Inferential Statistics with NHST

Lecture 2.9: Inferential Statistics with Null Hypothesis Testing

Learning Goals

  • Understand the process of Null Hypothesis Significance Testing (NHST).

  • Comprehend the use of p-values for making inferences.

  • Define what an alpha criterion is in statistical testing.

Key Concepts in Statistics

  • Population: Refers to the entire set of subjects or items you want to study (e.g., all college students).

  • Sample: A subset of the population used for analysis (e.g., a group of 52 Duke students).

  • Descriptive Statistics: Techniques for organizing and summarizing data from a sample, including measures of central tendency and variability.

  • Inferential Statistics: Techniques that use sample data to make inferences about the population parameters, which are often unknown.

Null Hypothesis Testing (NHST)

  • Defining Hypotheses: When testing hypotheses, we start with two main hypotheses:

    • Null Hypothesis (H0): Assumes no relationship (e.g., ρ = 0).

    • Alternative Hypothesis (HA): Suggests a relationship exists (e.g., ρ > 0).

  • Probabilities in NHST: NHST assesses the probability of observing your data if the null hypothesis were true. If we find that the result is statistically significant, we reject the null hypothesis.

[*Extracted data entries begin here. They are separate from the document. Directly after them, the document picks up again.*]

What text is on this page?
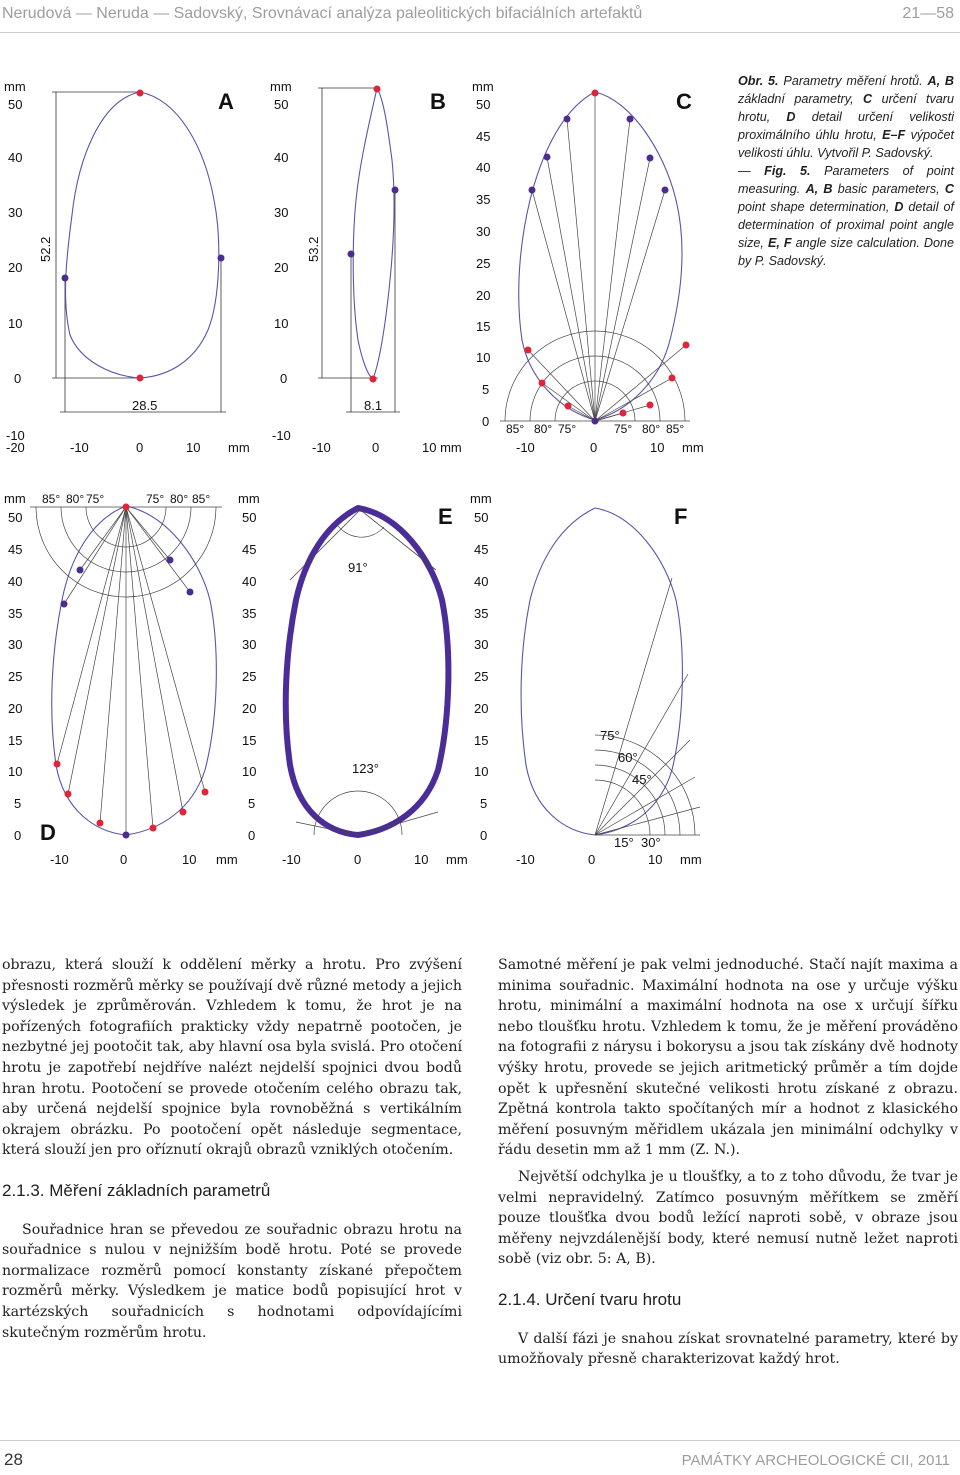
Nerudová — Neruda — Sadovský, Srovnávací analýza paleolitických bifaciálních artefaktů	21—58
mm
50
40
30
20
10
0
-10
-20	-10	0	10 mm
A
52.2
28.5
mm
50
40
30
20
10
0
-10
-10	0	10 mm
B
53.2
8.1
mm
50
45
40
35
30
25
20
15
10
5
0
-10	0	10 mm
C
85° 80° 75°	75° 80° 85°
mm
50
45
40
35
30
25
20
15
10
5
0
-10	0	10 mm
D
85° 80° 75°	75° 80° 85° mm
50
45
40
35
30
25
20
15
10
5
0
-10	0	10 mm
E
91°
123°
mm
50
45
40
35
30
25
20
15
10
5
0
-10	0	10 mm
F
75°
60°
45°
15° 30°
Obr. 5. Parametry měření hrotů. A, B základní parametry, C určení tvaru hrotu, D detail určení velikosti proximálního úhlu hrotu, E–F výpočet velikosti úhlu. Vytvořil P. Sadovský.
— Fig. 5. Parameters of point measuring. A, B basic parameters, C point shape determination, D detail of determination of proximal point angle size, E, F angle size calculation. Done by P. Sadovský.

obrazu, která slouží k oddělení měrky a hrotu. Pro zvýšení přesnosti rozměrů měrky se používají dvě různé metody a jejich výsledek je zprůměrován. Vzhledem k tomu, že hrot je na pořízených fotografiích prakticky vždy nepatrně pootočen, je nezbytné jej pootočit tak, aby hlavní osa byla svislá. Pro otočení hrotu je zapotřebí nejdříve nalézt nejdelší spojnici dvou bodů hran hrotu. Pootočení se provede otočením celého obrazu tak, aby určená nejdelší spojnice byla rovnoběžná s vertikálním okrajem obrázku. Po pootočení opět následuje segmentace, která slouží jen pro oříznutí okrajů obrazů vzniklých otočením.

2.1.3. Měření základních parametrů

Souřadnice hran se převedou ze souřadnic obrazu hrotu na souřadnice s nulou v nejnižším bodě hrotu. Poté se provede normalizace rozměrů pomocí konstanty získané přepočtem rozměrů měrky. Výsledkem je matice bodů popisující hrot v kartézských souřadnicích s hodnotami odpovídajícími skutečným rozměrům hrotu.

Samotné měření je pak velmi jednoduché. Stačí najít maxima a minima souřadnic. Maximální hodnota na ose y určuje výšku hrotu, minimální a maximální hodnota na ose x určují šířku nebo tloušťku hrotu. Vzhledem k tomu, že je měření prováděno na fotografii z nárysu i bokorysu a jsou tak získány dvě hodnoty výšky hrotu, provede se jejich aritmetický průměr a tím dojde opět k upřesnění skutečné velikosti hrotu získané z obrazu. Zpětná kontrola takto spočítaných mír a hodnot z klasického měření posuvným měřidlem ukázala jen minimální odchylky v řádu desetin mm až 1 mm (Z. N.).

Největší odchylka je u tloušťky, a to z toho důvodu, že tvar je velmi nepravidelný. Zatímco posuvným měřítkem se změří pouze tloušťka dvou bodů ležící naproti sobě, v obraze jsou měřeny nejvzdálenější body, které nemusí nutně ležet naproti sobě (viz obr. 5: A, B).

2.1.4. Určení tvaru hrotu

V další fázi je snahou získat srovnatelné parametry, které by umožňovaly přesně charakterizovat každý hrot.

28	PAMÁTKY ARCHEOLOGICKÉ CII, 2011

P-values and Alpha Criterion

  • P-value: Indicates the probability of obtaining your observed data under the null hypothesis. A common threshold for significance is p < 0.05, meaning there's a less than 5% chance of your result occurring if the null hypothesis is true.

  • Alpha Criterion: The threshold for determining statistical significance—spread across different values:

    • If p > 0.05, we do not reject the null hypothesis.

    • If p < 0.05, we reject the null hypothesis and accept the alternative hypothesis.

  • Remember, while p < 0.05 is a common threshold, it is not universally defined and should be adjusted depending on the context.

Types of Errors in NHST

  • Type I Error: Rejecting the null hypothesis when it is actually true (false positive).

  • Type II Error: Failing to reject the null hypothesis when it is false (false negative).

Correlation Analysis

  • Pearson Correlation (r): Measures the strength of a linear relationship between two variables. The range of r can indicate weak (r close to 0), moderate, or strong relationships (r close to 1 or -1).

  • Interpreting Results: When reporting statistical results, provide clarity by stating the correlation's value, significance, and sample size. For example, “No significant relationship between sleep duration and homework performance (p > .05); however, there was a significant negative relationship between sleep variability and homework performance (r(45) = -.39, p < .01).”

Practical Application

  • When conducting research, ensure proper analysis methods are applied, including adjustments for multiple comparisons. Reference significant results with adequate statistics, such as adjusted Pearson coefficients, and specify your significance levels clearly.

Conclusion

  • Familiarize yourself with NHST, p-values, and correlation coefficients to strengthen your understanding of inferential statistics. Consider the importance of proper hypothesis formulation, significance testing, and reporting outcomes accurately to effectively interpret statistical results in real-world scenarios.